Here are a few common canine health conditions that can affect urination frequency:
- Urinary Tract Infection/Bladder Infection. Urination can often be strained and contain blood with increased frequency.
- Diabetes. Yep, dogs can develop this shared human condition, too. If your pup has issues with its insulin, he may urinate more often, vomit frequently, feel sluggish, lose his appetite, and have frequent kidney infections and problems.
- Kidney Infection. Alongside canine diabetes, toxin exposure can infect a dog's kidneys, which leads to excessive drinking and urination. In the worst cases, this can cause canine kidney failure.
- Cushing's disease. This disease makes the body produce too much cortisol, which gets stored in the adrenals near the kidneys resulting in more frequent urination.
#6 Diuretics, Steroids, and Other Puppy Meds
Some medications like diuretics and steroids offer crucial functions for a dog but will also increase urination.
If your pup suddenly urinates more after being put on a medication by a vet, it's likely a side effect of the drug. If you're unsure, check in with your vet to ensure it's normal behavior.
#7 Electrolyte Imbalance
Electrolytes are charged mineral compounds like sodium that move through a pup's body and perform essential functions.
A high sodium diet can throw electrolytes into imbalance, leading to fatigue, increased thirst, and, you guessed it - excessive urination.
Other Signs of Urination Problems
Other than a frequent need to urinate and increased volume, these are a few more signs that may point to trouble:
- Straining to urinate
- Urine with an unusual odor
- Excessive water drinking
- Blood in the urine
Final Notes: At-Home and Vet Care
- If your pup has any accidents around your house, clean them up immediately and be thorough - you don't want to leave any lingering scent of the pee, which can encourage your dog to do the bad deed in the same spot again.
- Feed your pup a healthy diet and avoid overly salted foods that may affect your dog's delicate electrolyte balance and essential organ function.

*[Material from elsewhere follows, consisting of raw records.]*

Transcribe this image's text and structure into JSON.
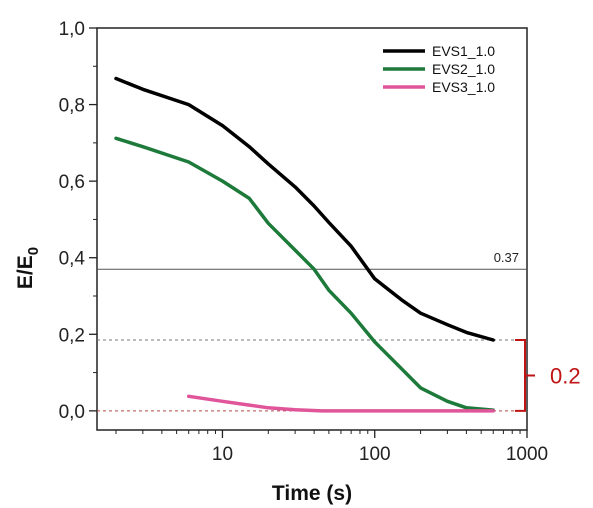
{
  "chart_data": {
    "type": "line",
    "title": "",
    "xlabel": "Time (s)",
    "ylabel_main": "E/E",
    "ylabel_sub": "0",
    "x_scale": "log",
    "xlim": [
      1.5,
      1000
    ],
    "ylim": [
      -0.05,
      1.0
    ],
    "x_ticks": [
      {
        "value": 10,
        "label": "10"
      },
      {
        "value": 100,
        "label": "100"
      },
      {
        "value": 1000,
        "label": "1000"
      }
    ],
    "y_ticks": [
      {
        "value": 0.0,
        "label": "0,0"
      },
      {
        "value": 0.2,
        "label": "0,2"
      },
      {
        "value": 0.4,
        "label": "0,4"
      },
      {
        "value": 0.6,
        "label": "0,6"
      },
      {
        "value": 0.8,
        "label": "0,8"
      },
      {
        "value": 1.0,
        "label": "1,0"
      }
    ],
    "grid": false,
    "legend_position": "top-right",
    "series": [
      {
        "name": "EVS1_1.0",
        "color": "#000000",
        "points": [
          [
            2,
            0.868
          ],
          [
            3,
            0.84
          ],
          [
            6,
            0.8
          ],
          [
            10,
            0.745
          ],
          [
            15,
            0.69
          ],
          [
            20,
            0.645
          ],
          [
            30,
            0.585
          ],
          [
            40,
            0.535
          ],
          [
            50,
            0.492
          ],
          [
            70,
            0.43
          ],
          [
            100,
            0.345
          ],
          [
            150,
            0.29
          ],
          [
            200,
            0.255
          ],
          [
            300,
            0.225
          ],
          [
            400,
            0.205
          ],
          [
            600,
            0.185
          ]
        ]
      },
      {
        "name": "EVS2_1.0",
        "color": "#1e7a3a",
        "points": [
          [
            2,
            0.712
          ],
          [
            3,
            0.69
          ],
          [
            6,
            0.65
          ],
          [
            10,
            0.6
          ],
          [
            15,
            0.555
          ],
          [
            20,
            0.49
          ],
          [
            30,
            0.42
          ],
          [
            40,
            0.37
          ],
          [
            50,
            0.315
          ],
          [
            70,
            0.255
          ],
          [
            100,
            0.18
          ],
          [
            150,
            0.11
          ],
          [
            200,
            0.06
          ],
          [
            300,
            0.025
          ],
          [
            400,
            0.008
          ],
          [
            600,
            0.002
          ]
        ]
      },
      {
        "name": "EVS3_1.0",
        "color": "#e0559a",
        "points": [
          [
            6,
            0.038
          ],
          [
            10,
            0.025
          ],
          [
            15,
            0.015
          ],
          [
            20,
            0.008
          ],
          [
            30,
            0.003
          ],
          [
            45,
            0.0
          ],
          [
            100,
            0.0
          ],
          [
            300,
            0.0
          ],
          [
            600,
            0.0
          ]
        ]
      }
    ],
    "reference_lines": [
      {
        "y": 0.37,
        "style": "solid",
        "color": "#555555",
        "label": "0.37"
      },
      {
        "y": 0.185,
        "style": "dashed",
        "color": "#777777"
      },
      {
        "y": 0.0,
        "style": "dashed",
        "color": "#b04a4a"
      }
    ],
    "bracket": {
      "y_low": 0.0,
      "y_high": 0.185,
      "label": "0.2",
      "color": "#c01414"
    }
  }
}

- Until you address the root of the issue, try incorporating pee pads around your home if your dog cannot hold it for long.

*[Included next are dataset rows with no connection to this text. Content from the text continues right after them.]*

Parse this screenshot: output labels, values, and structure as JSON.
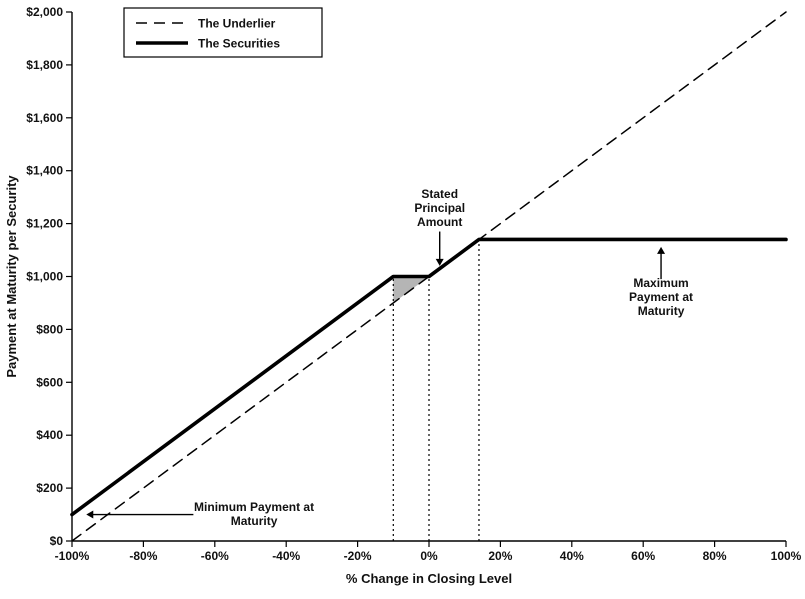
{
  "chart_data": {
    "type": "line",
    "title": "",
    "xlabel": "% Change in Closing Level",
    "ylabel": "Payment at Maturity per Security",
    "xlim": [
      -100,
      100
    ],
    "ylim": [
      0,
      2000
    ],
    "grid": false,
    "legend_position": "top-left",
    "x_tick_values": [
      -100,
      -80,
      -60,
      -40,
      -20,
      0,
      20,
      40,
      60,
      80,
      100
    ],
    "x_tick_labels": [
      "-100%",
      "-80%",
      "-60%",
      "-40%",
      "-20%",
      "0%",
      "20%",
      "40%",
      "60%",
      "80%",
      "100%"
    ],
    "y_tick_values": [
      0,
      200,
      400,
      600,
      800,
      1000,
      1200,
      1400,
      1600,
      1800,
      2000
    ],
    "y_tick_labels": [
      "$0",
      "$200",
      "$400",
      "$600",
      "$800",
      "$1,000",
      "$1,200",
      "$1,400",
      "$1,600",
      "$1,800",
      "$2,000"
    ],
    "series": [
      {
        "name": "The Underlier",
        "style": "dashed",
        "x": [
          -100,
          100
        ],
        "y": [
          0,
          2000
        ]
      },
      {
        "name": "The Securities",
        "style": "solid",
        "x": [
          -100,
          -10,
          0,
          14,
          100
        ],
        "y": [
          100,
          1000,
          1000,
          1140,
          1140
        ]
      }
    ],
    "key_points": {
      "minimum_payment": 100,
      "stated_principal_amount": 1000,
      "maximum_payment": 1140,
      "buffer_percent": -10,
      "cap_percent": 14
    },
    "reference_lines": [
      {
        "x": -10,
        "y_top": 1000
      },
      {
        "x": 0,
        "y_top": 1000
      },
      {
        "x": 14,
        "y_top": 1140
      }
    ],
    "shaded_region": {
      "points": [
        [
          -10,
          1000
        ],
        [
          0,
          1000
        ],
        [
          -10,
          900
        ]
      ],
      "fill": "#b5b5b5"
    },
    "legend": {
      "entries": [
        {
          "label": "The Underlier",
          "style": "dashed"
        },
        {
          "label": "The Securities",
          "style": "solid"
        }
      ]
    },
    "annotations": [
      {
        "id": "stated-principal-annotation",
        "lines": [
          "Stated",
          "Principal",
          "Amount"
        ],
        "x": 3,
        "y_top": 1297,
        "arrow": {
          "x1": 3,
          "y1": 1170,
          "x2": 3,
          "y2": 1040,
          "head": "down"
        }
      },
      {
        "id": "maximum-payment-annotation",
        "lines": [
          "Maximum",
          "Payment at",
          "Maturity"
        ],
        "x": 65,
        "y_top": 960,
        "arrow": {
          "x1": 65,
          "y1": 990,
          "x2": 65,
          "y2": 1112,
          "head": "up"
        }
      },
      {
        "id": "minimum-payment-annotation",
        "lines": [
          "Minimum Payment at",
          "Maturity"
        ],
        "x": -49,
        "y_top": 113,
        "arrow": {
          "x1": -66,
          "y1": 100,
          "x2": -96,
          "y2": 100,
          "head": "left"
        }
      }
    ],
    "colors": {
      "line": "#000000",
      "text": "#111111",
      "shade": "#b5b5b5",
      "background": "#ffffff"
    }
  }
}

- You can also find male dog diapers or female dog diapers, which vary in shape and size to best suit each gender.
Take your dog to the vet
While some temporary solutions can help to keep your pup more comfortable in the meantime, eventually, your doggo needs to be checked over by a professional who can diagnose and treat the problem as required.
For infections, your dog's vet may prescribe antibiotics. Depending on the issue, your pup may need hormone replacements, diabetes medication, dietary changes, or a combination of different treatments.
We hope these tips help and that your sweet furry pal gets back to their usual self soon!